220 reviews for:

Keep Quiet

Lisa Scottoline

3.59 AVERAGE


I really enjoy Lisa Scottoline, but I found this one hard to believe.

the "need" to keep things from each other in this book makes me a little crazy. just communicate!

I'm still a bit confused about exactly what transpired the night of the hit and run accident. Scottoline tried to wrap this all up in three short chapters at the end of the read. Some of it makes sense and some of it doesn't. Overall, this was just OK.

Good story that made you want to keep reading and fairly predictable with a few turns that made you think "I didn't see that coming"

This made for an interesting book club discussion but reading it was only okay. There were lots of twists but not a lot of tension to keep them more than interesting and some were somewhat hard to believe. The characters were both dumb at times - making bad decision after another - and ultra smart - putting together clues that were unrelated to "solve" the mystery - which made them somewhat unbelievable. This one goes in the category of an easy beach read when you don't want something heavy.

I’m not sure how I feel about this one. The first half made cringe. However, I wanted to see how it ended. I feel the last half, while full of twists and turns, was just too many things all at once.
I don’t feel like it was a waste of my time reading it, but I wouldn’t tell anyone they MUST read this one.

Once again Scottoline delivers a good mystery. A quick and enjoyable read.

This was kind of a 3 1/2 Star book. It started slow, so slow, slow through the whole first half. (Did I mention it was slow) but really picked up and kept the action going through the end. You have to suspend disbelief a little to enjoy it, but I think that’s true for most thrillers.

This book is not something I would normally read but now that I have, I have no regrets. Scottoline has created a family drama which escalates and escalates until you can't quite take the tension anymore!

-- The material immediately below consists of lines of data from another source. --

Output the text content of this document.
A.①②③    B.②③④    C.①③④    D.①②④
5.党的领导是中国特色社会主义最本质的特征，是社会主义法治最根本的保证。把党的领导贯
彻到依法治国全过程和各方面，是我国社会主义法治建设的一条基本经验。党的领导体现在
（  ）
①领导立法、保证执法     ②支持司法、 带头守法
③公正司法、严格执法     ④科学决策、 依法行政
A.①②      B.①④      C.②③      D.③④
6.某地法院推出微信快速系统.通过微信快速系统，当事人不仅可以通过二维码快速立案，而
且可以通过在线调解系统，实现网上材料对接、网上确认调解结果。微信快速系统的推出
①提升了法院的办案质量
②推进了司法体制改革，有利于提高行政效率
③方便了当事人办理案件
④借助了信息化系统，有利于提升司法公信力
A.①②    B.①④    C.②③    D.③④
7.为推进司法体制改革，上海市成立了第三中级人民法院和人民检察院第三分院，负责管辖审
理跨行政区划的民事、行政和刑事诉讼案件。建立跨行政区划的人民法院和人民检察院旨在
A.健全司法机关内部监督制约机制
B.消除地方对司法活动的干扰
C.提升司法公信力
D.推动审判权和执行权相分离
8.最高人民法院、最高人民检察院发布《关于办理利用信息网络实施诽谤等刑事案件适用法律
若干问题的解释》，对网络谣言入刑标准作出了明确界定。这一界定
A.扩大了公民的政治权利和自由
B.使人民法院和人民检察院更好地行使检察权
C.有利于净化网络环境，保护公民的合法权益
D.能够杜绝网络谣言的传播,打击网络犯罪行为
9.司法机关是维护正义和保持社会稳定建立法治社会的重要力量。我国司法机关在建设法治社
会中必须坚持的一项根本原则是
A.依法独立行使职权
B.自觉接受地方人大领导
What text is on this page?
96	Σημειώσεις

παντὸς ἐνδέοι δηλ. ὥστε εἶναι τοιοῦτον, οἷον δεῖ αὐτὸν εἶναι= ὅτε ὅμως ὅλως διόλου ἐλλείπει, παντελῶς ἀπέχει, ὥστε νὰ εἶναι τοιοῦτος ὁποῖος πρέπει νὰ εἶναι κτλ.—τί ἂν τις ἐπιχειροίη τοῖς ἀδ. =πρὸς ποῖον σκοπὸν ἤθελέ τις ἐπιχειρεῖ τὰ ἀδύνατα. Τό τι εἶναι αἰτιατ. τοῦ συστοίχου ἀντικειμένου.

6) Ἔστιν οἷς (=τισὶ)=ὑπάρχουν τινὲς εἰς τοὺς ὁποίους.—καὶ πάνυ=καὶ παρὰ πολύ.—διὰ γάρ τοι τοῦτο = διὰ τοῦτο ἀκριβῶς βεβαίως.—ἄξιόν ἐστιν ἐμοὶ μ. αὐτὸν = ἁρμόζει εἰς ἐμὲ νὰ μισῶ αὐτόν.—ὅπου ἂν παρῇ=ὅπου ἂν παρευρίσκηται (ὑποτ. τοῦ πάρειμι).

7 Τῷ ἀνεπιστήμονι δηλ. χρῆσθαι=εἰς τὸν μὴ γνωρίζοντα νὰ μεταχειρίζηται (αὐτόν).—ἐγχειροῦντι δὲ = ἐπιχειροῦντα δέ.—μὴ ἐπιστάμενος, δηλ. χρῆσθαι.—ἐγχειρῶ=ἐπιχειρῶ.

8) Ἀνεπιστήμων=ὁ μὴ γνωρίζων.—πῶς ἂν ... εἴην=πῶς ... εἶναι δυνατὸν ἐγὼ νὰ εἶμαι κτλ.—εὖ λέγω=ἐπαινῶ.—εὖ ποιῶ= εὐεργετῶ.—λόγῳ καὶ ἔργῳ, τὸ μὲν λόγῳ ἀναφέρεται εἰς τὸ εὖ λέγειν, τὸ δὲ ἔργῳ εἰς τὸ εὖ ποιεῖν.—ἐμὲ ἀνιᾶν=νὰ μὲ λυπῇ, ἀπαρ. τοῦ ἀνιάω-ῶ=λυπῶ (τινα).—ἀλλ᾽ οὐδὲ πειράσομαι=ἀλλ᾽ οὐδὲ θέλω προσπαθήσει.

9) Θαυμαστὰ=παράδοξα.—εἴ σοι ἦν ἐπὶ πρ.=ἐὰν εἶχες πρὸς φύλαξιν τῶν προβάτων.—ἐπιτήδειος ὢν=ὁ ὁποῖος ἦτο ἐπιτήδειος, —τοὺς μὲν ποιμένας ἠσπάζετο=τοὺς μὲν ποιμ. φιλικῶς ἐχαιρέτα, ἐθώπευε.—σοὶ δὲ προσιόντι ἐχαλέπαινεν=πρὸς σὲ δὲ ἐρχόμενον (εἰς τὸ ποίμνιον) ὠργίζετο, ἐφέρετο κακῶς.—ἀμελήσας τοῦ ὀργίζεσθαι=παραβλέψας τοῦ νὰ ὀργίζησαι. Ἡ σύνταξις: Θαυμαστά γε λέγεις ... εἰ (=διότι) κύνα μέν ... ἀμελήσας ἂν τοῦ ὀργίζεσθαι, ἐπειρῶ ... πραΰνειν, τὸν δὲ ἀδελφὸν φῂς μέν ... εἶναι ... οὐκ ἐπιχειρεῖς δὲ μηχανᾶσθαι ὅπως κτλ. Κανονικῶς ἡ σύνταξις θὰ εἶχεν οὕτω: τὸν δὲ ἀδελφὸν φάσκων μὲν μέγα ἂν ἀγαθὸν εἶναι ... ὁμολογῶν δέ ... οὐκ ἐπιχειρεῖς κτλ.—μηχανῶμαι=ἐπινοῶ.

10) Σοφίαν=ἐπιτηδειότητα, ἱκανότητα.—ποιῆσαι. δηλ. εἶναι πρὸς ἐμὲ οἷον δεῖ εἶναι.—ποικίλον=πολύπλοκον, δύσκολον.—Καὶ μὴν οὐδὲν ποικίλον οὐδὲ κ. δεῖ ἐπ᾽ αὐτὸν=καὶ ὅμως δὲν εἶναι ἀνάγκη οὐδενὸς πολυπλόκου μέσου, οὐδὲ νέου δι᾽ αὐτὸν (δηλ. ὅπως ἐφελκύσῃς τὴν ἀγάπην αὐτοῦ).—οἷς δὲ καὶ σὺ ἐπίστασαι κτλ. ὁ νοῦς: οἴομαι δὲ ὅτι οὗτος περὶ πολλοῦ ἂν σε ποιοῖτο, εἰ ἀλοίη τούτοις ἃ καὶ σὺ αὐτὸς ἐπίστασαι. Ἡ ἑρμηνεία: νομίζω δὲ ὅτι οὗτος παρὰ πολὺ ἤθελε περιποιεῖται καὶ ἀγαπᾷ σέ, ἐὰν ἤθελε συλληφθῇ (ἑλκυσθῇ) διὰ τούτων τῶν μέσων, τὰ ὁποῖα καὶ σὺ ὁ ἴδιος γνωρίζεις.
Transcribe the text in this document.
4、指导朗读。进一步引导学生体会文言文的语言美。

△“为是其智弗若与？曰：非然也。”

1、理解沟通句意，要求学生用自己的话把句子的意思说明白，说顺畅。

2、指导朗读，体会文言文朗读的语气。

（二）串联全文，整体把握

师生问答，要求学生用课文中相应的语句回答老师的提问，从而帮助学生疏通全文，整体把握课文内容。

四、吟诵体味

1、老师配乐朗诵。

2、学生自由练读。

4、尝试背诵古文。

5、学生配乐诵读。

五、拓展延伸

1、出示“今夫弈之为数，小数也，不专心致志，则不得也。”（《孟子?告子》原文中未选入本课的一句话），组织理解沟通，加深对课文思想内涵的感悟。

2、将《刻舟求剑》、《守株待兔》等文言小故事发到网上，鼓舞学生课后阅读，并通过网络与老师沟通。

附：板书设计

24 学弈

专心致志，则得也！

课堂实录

An estranged father and son are driving when the son hits a runner. The story grows from there as this duo do their utmost to keep this secret hidden. What I liked best were the conversations. They are fast-paced and real and are what keeps you reading.

The drama and story did get a bit over the top but I enjoyed the journey nonetheless.

I consider Scottoline kind of a cross between literary fiction and what I term "grocery store" novels. This is one such novel. Fairly well-written, but the plot (and plot twists) are just a little too unbelievable at times. I don't mind suspending disbelief, but this was pushing it. Also, maybe attorneys in Pennsylvania go about reciting exact code sections, while also saying "Pennsylvania Code Annotated Section Three Point Eight..," and maybe they always describe their crimes by "felony in the ___ degree." I'm not sure. But here in Tennessee, we talk like normal people. If we're even going to bother reciting a statute to a layperson, we're going to use the shorthand (TCA, for example), and we're just going to say "Assault 1" or "first degree battery" or whatever, not weird, fancy schmancy talk. So I guess that was a pet peeve. Still, overall, I kept reading. I wanted to know what happened, and aside from the dialogue noted above, the writing was good.